PEARL
―――おまえは痛みを望むのか。
光へと変わるために、さらなる痛みを必要とするのか。
ならば、俺は……。
躊躇うことなく、毒針を刺し、おまえが痛みを感じる前に痺れを与えたい。
朧なるままに、虚ろなるままに、痛みが痛みではないことを願う。
シャカのすべての思考を奪い取るように愛撫を与え、高鳴る鼓動を感じ取りながら、彼の望むように激情のまま肌を重ねていく。
零れ落ちる涙に真珠の輝きが宿ったとき、シャカは深い眠りへと堕ちていった。
ミロは眠るシャカをしばらく見つめていたが、仄かな熱を惜しみながらもシャカから離れると、毎朝決まってシャカが訪れる場所に真珠の首飾りとサガの日記を置いた。
「ちゃんとサガと向き合えよ。」
そう呟き、自嘲的な笑みを浮かべたミロは天蠍宮とは逆方向になる下りの階段へと足を向けた。

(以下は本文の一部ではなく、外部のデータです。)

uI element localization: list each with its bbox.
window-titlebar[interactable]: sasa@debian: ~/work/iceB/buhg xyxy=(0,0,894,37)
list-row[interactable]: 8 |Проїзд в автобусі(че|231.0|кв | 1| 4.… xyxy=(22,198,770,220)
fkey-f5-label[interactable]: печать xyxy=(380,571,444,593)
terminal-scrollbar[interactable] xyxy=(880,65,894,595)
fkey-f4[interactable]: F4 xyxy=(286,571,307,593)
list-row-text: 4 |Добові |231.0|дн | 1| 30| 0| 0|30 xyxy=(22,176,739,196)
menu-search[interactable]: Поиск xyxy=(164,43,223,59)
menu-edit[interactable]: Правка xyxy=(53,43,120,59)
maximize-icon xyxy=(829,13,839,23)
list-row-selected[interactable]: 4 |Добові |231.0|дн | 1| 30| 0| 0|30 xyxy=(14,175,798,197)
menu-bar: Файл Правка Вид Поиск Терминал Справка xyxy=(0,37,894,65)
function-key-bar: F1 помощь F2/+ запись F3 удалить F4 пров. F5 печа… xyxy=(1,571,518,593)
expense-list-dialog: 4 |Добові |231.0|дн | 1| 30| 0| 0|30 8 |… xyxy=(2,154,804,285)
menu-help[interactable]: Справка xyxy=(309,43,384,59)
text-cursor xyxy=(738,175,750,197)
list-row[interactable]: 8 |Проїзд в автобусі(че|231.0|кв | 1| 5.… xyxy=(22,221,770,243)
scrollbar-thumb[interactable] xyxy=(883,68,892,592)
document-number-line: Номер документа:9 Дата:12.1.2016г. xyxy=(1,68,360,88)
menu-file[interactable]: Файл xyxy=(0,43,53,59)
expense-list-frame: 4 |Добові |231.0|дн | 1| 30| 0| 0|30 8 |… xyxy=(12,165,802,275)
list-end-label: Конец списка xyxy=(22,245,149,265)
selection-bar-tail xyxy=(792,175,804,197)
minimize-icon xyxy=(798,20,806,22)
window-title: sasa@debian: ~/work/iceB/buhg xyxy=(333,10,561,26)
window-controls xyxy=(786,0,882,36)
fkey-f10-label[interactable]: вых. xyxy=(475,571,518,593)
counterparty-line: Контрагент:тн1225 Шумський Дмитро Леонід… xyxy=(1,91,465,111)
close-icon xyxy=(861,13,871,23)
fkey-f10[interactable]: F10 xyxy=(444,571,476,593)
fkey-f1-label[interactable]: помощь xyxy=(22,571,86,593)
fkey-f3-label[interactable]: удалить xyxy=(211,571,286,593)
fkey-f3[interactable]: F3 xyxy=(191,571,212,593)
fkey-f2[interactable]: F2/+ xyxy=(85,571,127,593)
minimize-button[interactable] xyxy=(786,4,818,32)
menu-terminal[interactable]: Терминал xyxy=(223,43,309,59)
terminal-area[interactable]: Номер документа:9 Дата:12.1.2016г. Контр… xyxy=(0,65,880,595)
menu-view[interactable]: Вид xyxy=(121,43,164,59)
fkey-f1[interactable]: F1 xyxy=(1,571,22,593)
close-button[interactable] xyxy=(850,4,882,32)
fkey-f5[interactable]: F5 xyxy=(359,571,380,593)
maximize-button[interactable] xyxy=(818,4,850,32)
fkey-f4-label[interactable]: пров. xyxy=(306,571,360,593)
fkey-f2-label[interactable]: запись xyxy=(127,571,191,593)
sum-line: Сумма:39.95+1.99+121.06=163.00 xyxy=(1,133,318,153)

双児宮を通り抜ける際に、まだ起きていたらしいカノンがミロの気配に気付き、「こんな時間にまた出かけるのか?」と小宇宙で語りかけてきたため、、ミロは「ああ」と短く返答した。
「ほどほどにしとけよ?」と笑うカノンに「そうだな」と僅かに笑みを浮かべながら、気配を消して進んでいくと、ようやく十二宮の入り口に辿りついた所でもう一度カノンに呼びかけた。
「しばらく聖域には戻らない。皆には適当に言っておいてくれ……悪いが後を頼む」と。
カノンはそのミロの言葉に面食らうと、慌てて後を追おうと双児宮から飛び出した。直接会って話しをしようとしたのだが、既にミロの気配が聖域にはないことを悟ると階段の途中で立ち止まった。
「あいつ……何があったんだ……大丈夫かよ」
カノンは眉を顰め小さく舌打ちし、ガシガシと頭を掻き毟る。しばらく考え込むように腕組みをしながら眉間に皺を寄せていたが、溜息を一つつくと、諦めたように双児宮へと戻っていった。